Capitalism is all about creative destruction, and any investor who tells you all his ventures have made money isn’t trying very hard — or is lying.
Innovation is especially fraught and perilous, but it is the principal engine of progress in society — the driver of rising living standards. Without it, we are consigned to stagnation.
It is the riskier stuff that provides the most excitement, and the greatest rewards when it takes off.
As a consequence of all the hazards and anxieties, entrepreneurs should be physically and mentally fit. Sadly, those with chaotic personal lives frequently fall by the wayside, unable to find refuge at home when business is giving them hell. The danger of bankruptcy, the striving to keep one’s dreams alive — these pressures can push founders to breakdowns or even suicide, yet for entrepreneurs, it seems it is almost always better to have tried and failed than never tried at all.

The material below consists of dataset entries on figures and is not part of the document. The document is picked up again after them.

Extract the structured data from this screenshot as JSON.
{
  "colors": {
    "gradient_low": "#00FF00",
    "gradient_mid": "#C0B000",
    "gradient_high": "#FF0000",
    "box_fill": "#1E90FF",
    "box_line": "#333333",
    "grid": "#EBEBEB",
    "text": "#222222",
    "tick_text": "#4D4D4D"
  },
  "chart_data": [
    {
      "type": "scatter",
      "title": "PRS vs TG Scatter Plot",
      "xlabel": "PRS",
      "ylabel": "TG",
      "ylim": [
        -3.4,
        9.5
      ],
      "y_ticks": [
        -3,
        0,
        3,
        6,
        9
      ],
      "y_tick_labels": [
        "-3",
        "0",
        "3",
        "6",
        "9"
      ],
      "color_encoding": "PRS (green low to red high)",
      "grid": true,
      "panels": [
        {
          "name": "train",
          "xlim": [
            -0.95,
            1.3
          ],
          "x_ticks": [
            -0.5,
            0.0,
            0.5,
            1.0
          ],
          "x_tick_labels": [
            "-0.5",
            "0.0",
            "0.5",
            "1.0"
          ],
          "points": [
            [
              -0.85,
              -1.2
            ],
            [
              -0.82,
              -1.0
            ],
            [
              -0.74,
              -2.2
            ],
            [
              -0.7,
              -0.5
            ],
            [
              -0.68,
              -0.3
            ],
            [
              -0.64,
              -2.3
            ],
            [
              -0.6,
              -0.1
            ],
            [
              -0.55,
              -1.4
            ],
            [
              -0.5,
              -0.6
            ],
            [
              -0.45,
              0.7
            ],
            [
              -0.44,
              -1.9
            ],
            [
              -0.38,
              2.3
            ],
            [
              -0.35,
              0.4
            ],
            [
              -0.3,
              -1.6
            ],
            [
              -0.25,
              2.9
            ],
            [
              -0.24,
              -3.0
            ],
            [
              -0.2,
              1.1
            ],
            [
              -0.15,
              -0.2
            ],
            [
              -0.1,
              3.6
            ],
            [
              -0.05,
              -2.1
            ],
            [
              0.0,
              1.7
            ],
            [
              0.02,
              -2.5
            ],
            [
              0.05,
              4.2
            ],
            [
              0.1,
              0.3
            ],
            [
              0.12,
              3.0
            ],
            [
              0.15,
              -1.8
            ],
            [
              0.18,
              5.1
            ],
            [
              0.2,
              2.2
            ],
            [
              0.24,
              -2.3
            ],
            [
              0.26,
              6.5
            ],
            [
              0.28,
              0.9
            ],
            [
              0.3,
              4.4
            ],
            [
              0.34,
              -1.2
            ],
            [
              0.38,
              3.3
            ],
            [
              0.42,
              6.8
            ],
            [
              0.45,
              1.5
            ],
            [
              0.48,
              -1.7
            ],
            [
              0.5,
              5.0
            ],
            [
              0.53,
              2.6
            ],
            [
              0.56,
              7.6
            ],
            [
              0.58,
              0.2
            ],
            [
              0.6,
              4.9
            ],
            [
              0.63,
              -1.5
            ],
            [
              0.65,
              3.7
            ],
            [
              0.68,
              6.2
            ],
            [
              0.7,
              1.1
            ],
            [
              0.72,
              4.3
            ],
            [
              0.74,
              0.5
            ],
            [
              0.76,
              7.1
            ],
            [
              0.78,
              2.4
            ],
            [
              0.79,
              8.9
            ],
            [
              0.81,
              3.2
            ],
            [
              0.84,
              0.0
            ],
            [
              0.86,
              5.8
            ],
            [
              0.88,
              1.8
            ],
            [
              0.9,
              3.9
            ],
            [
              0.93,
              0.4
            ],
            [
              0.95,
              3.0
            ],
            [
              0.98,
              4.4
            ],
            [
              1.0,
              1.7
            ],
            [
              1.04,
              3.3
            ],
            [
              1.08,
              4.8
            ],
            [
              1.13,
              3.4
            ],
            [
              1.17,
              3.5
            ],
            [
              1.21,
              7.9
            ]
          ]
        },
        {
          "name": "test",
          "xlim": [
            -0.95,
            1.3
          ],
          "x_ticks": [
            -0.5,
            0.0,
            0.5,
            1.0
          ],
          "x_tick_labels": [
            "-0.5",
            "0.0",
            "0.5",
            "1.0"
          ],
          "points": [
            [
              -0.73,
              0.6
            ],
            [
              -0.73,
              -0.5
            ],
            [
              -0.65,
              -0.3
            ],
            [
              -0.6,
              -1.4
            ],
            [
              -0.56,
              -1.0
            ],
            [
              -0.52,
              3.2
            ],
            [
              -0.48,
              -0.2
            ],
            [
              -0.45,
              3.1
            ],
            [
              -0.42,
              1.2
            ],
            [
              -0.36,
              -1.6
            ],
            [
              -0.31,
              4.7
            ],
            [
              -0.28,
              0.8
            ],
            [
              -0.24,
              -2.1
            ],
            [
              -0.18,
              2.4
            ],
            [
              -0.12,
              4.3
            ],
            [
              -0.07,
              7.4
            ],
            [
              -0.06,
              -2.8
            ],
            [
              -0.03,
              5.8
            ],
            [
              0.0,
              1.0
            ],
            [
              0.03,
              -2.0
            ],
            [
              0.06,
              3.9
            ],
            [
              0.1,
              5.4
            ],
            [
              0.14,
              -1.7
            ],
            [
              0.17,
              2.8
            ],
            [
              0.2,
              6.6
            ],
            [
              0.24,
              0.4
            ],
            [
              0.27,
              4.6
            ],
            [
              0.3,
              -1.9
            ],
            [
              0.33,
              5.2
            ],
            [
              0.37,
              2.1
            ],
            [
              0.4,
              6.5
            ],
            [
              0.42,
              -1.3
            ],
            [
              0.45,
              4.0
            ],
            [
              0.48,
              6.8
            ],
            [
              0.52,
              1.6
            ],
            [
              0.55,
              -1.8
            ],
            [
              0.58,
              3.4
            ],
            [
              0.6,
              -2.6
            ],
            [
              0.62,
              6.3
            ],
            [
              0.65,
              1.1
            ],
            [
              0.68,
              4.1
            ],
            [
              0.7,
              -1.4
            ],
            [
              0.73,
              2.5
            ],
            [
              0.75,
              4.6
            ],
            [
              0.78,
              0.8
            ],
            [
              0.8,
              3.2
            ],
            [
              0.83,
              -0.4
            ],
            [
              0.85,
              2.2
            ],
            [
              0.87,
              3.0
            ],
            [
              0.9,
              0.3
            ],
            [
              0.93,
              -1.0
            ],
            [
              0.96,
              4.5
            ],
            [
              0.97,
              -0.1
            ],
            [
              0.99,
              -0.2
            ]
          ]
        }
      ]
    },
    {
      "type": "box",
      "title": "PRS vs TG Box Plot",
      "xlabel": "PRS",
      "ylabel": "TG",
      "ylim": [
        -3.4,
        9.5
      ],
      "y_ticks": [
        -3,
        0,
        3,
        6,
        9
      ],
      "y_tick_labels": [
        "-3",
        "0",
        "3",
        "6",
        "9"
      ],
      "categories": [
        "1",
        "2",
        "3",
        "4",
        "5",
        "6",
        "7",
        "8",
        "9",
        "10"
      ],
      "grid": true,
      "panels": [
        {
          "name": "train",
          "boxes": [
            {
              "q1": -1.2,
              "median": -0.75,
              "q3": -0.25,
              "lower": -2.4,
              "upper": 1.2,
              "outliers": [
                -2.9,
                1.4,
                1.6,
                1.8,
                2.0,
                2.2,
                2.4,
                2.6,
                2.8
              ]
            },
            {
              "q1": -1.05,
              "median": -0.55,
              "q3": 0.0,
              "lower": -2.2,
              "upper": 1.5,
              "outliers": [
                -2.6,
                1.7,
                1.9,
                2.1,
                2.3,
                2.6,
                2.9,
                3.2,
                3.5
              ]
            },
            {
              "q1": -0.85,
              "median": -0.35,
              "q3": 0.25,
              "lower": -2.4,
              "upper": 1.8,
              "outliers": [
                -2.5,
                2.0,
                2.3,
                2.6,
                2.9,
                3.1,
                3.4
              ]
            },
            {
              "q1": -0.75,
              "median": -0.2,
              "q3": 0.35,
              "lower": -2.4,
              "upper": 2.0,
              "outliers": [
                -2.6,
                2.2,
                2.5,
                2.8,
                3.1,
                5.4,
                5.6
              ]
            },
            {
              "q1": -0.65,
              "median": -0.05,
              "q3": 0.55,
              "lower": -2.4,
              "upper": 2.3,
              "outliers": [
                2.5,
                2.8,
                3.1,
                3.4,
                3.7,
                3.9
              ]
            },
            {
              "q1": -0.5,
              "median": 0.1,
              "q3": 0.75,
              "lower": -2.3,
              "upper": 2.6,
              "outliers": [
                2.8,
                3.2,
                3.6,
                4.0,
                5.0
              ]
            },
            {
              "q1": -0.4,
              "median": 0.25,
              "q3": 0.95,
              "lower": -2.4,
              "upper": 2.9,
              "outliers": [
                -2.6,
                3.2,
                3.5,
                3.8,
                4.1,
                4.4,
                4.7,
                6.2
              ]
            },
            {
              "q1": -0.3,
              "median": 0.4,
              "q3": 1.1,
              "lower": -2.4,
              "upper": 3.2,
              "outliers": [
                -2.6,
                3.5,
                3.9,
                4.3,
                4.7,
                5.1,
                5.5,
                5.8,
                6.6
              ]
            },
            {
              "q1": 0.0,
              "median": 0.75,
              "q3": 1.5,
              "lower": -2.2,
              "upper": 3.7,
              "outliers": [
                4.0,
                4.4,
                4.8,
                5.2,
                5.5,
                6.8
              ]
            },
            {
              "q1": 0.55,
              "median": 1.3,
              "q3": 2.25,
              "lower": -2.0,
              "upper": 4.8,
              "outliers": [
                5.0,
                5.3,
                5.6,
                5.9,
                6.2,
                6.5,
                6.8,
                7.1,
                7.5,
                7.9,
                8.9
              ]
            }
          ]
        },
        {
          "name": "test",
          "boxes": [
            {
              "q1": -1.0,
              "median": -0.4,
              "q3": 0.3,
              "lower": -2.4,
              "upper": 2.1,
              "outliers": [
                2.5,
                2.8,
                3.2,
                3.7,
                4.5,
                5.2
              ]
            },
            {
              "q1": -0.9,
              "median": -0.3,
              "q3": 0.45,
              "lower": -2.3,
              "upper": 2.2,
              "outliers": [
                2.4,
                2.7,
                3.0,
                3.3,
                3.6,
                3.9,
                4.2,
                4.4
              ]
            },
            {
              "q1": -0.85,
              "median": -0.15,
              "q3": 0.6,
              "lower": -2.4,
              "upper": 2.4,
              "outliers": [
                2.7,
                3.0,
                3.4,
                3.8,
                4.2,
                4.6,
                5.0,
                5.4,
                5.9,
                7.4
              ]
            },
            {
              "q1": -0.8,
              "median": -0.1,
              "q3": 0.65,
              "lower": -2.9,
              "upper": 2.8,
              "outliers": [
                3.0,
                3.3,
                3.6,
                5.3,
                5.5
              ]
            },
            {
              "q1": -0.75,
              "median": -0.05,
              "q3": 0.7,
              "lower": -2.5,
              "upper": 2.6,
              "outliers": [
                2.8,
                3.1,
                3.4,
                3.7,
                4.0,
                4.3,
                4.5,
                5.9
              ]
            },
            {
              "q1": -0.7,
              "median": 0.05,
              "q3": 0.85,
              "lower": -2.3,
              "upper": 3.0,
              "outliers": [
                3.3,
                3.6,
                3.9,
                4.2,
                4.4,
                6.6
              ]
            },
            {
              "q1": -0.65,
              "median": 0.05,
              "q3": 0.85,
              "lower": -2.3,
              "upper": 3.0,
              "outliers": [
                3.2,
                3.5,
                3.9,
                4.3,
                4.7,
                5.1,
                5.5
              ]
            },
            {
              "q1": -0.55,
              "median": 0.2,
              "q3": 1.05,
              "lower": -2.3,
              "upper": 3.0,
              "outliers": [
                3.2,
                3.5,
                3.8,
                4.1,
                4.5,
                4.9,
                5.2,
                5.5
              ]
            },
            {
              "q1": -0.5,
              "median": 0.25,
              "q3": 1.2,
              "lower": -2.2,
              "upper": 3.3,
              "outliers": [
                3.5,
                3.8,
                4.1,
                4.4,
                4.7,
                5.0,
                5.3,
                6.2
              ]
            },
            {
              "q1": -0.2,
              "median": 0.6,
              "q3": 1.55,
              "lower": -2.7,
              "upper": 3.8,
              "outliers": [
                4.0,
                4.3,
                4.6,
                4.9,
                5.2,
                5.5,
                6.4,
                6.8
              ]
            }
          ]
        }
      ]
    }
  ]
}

I probably come across as a bit jaded. In truth, I could never imagine doing anything other than being in charge of my destiny, owning and running businesses. Another career would pale into insignificance by comparison; the prize is worth the struggle.
There is something viscerally intense about the commitment and responsibilities required when you are the boss; you have a sense of purpose, a direction, vital engagement — and also nowhere to hide. A company will demand your attention, almost as if it were another child.
Moreover, trouble can be a stimulant. It demands action. A relaxed and stress-free existence has never appealed to me — too dull, too lazy, too unproductive. As John Dewey, an American philosopher, wrote: “Conflict is the gadfly of thought. It stirs us to observation and memory. It instigates invention. It shocks us out of sleep-like passivity, and sets us at noting and contriving . . . conflict is a sine qua non of reflection and ingenuity.”
Of course, it might be that if every business pioneer knew before they started just how arduous the expedition was likely to be, none of them would even start. Better, perhaps, that such founders are naive and inexperienced, but possess the unshakeable conviction and energy of youth, a hunger to prove themselves in the world and the advantage that they don’t know why something can’t be done.